Portanto, a presente pesquisa busca identificar o comportamento de adesão do paciente renal crônico ao regime terapêutico.

Métodos

Trata-se de um estudo descritivo, transversal com abordagem quantitativa, desenvolvido em dois centros de hemodiálise localizados, respectivamente, nas cidades de Itaboraí e Niterói, ambas no estado do Rio de Jaeneiro.

O estudo foi registrado na Plataforma Brasil sob o número de Certificado de Apresentação para Apreciação Ética (CAAE) 27160314.8.0000.5238 e aprovado pelo Comitê de Ética em Pesquisa da instituição (CEP-Escola de Enfermagem Anna Nery) com protocolo nº 567.434. Todos os participantes incluídos assinaram o Termo de Consentimento Livre e Esclarecido (TCLE), com base na Resolução 466/12 do Conselho Nacional de Saúde (CNS) que dispõe sobre as diretrizes e normas regulamentadoras de pesquisa envolvendo seres humanos.(66. Conselho Nacional de Saúde. Resolução nº. 466, de 12 de dezembro de 2012. Diretrizes e normas regulamentadoras de pesquisa envolvendo seres humanos. Diário Oficial da União. 2013 Jun 13; Seção 1.)

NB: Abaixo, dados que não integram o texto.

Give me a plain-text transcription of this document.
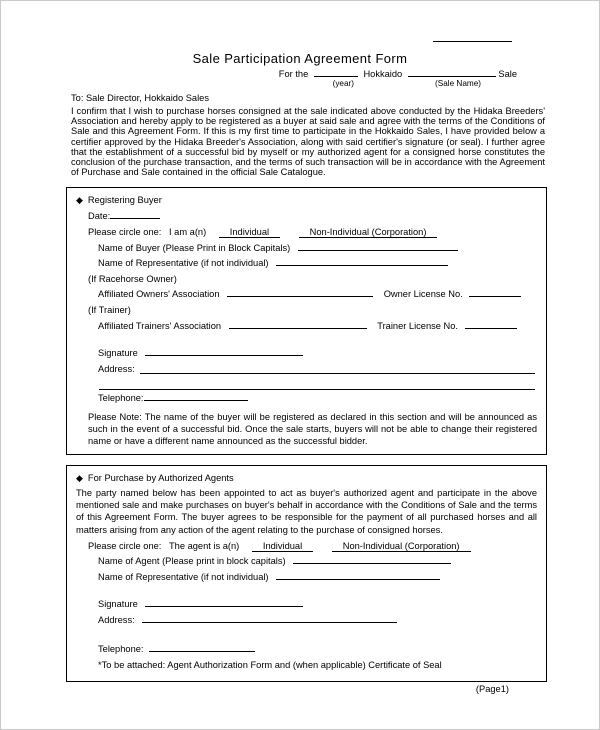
Sale Participation Agreement Form
For the	Hokkaido	Sale
(year)	(Sale Name)
To: Sale Director, Hokkaido Sales
I confirm that I wish to purchase horses consigned at the sale indicated above conducted by the Hidaka Breeders' Association and hereby apply to be registered as a buyer at said sale and agree with the terms of the Conditions of Sale and this Agreement Form. If this is my first time to participate in the Hokkaido Sales, I have provided below a certifier approved by the Hidaka Breeder's Association, along with said certifier's signature (or seal). I further agree that the establishment of a successful bid by myself or my authorized agent for a consigned horse constitutes the conclusion of the purchase transaction, and the terms of such transaction will be in accordance with the Agreement of Purchase and Sale contained in the official Sale Catalogue.
◆ Registering Buyer
Date:
Please circle one: I am a(n)	Individual	Non-Individual (Corporation)
Name of Buyer (Please Print in Block Capitals)
Name of Representative (if not individual)
(If Racehorse Owner)
Affiliated Owners' Association	Owner License No.
(If Trainer)
Affiliated Trainers' Association	Trainer License No.
Signature
Address:
Telephone:
Please Note: The name of the buyer will be registered as declared in this section and will be announced as such in the event of a successful bid. Once the sale starts, buyers will not be able to change their registered name or have a different name announced as the successful bidder.
◆ For Purchase by Authorized Agents
The party named below has been appointed to act as buyer's authorized agent and participate in the above mentioned sale and make purchases on buyer's behalf in accordance with the Conditions of Sale and the terms of this Agreement Form. The buyer agrees to be responsible for the payment of all purchased horses and all matters arising from any action of the agent relating to the purchase of consigned horses.
Please circle one: The agent is a(n)	Individual	Non-Individual (Corporation)
Name of Agent (Please print in block capitals)
Name of Representative (if not individual)
Signature
Address:
Telephone:
*To be attached: Agent Authorization Form and (when applicable) Certificate of Seal
(Page1)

Os participantes do estudo foram os pacientes sob hemodiálise nos centros descritos. Foram critérios de inclusão: estar em hemodiálise (HD) a mais de três meses; fazer HD três vezes por semana com duração de três a quatro horas; ser maior de dezoito anos; apresentar independência para realizar atividades da vida diária; apresentar capacidade de leitura e não possuir déficit cognitivo. Os três últimos critérios de inclusão foram referidos pela enfermeira chefe das unidades, que já acompanhava e possuía conhecimento prévio dos participantes. A amostra desses participantes foi do tipo não probabilística, por conveniência.

Os dois centros de diálise, em conjunto, possuíam aproximadamente 300 pacientes. No entanto, apenas 109 atendiam aos critérios de inclusão da pesquisa. Destes, foram abordados 78 pacientes, no período de setembro de 2014 a fevereiro de 2015. Os participantes recebiam e respondiam ao Questionário de avaliação sobre a adesão do portador de doença renal crônica em hemodiálise (QADRC-HD), instrumento validado e adaptado culturalmente para uso no Brasil.(77. Lins SM, Leite JL, Godoy S, Fuly PS, Araújo ST, Silva IR. Validação do questionário de adesão do paciente renal crônico brasileiro em hemodiálise. Rev Bras Enferm. 2017;70(3):558-65.)

Por sua vez, os marcadores biológicos foram coletados do prontuário eletrônico de cada paciente. Destaca-se que as duas clínicas utilizam o mesmo sistema de dados, no qual as informações de cada sessão de HD, bem como os resultados de exames e as evoluções de enfermagem ficam armazenados. Estes dados são utilizados como critérios objetivos na determinação do comportamento de adesão/não adesão ao tratamento em associação com os dados subjetivos provenientes do instrumento aplicado.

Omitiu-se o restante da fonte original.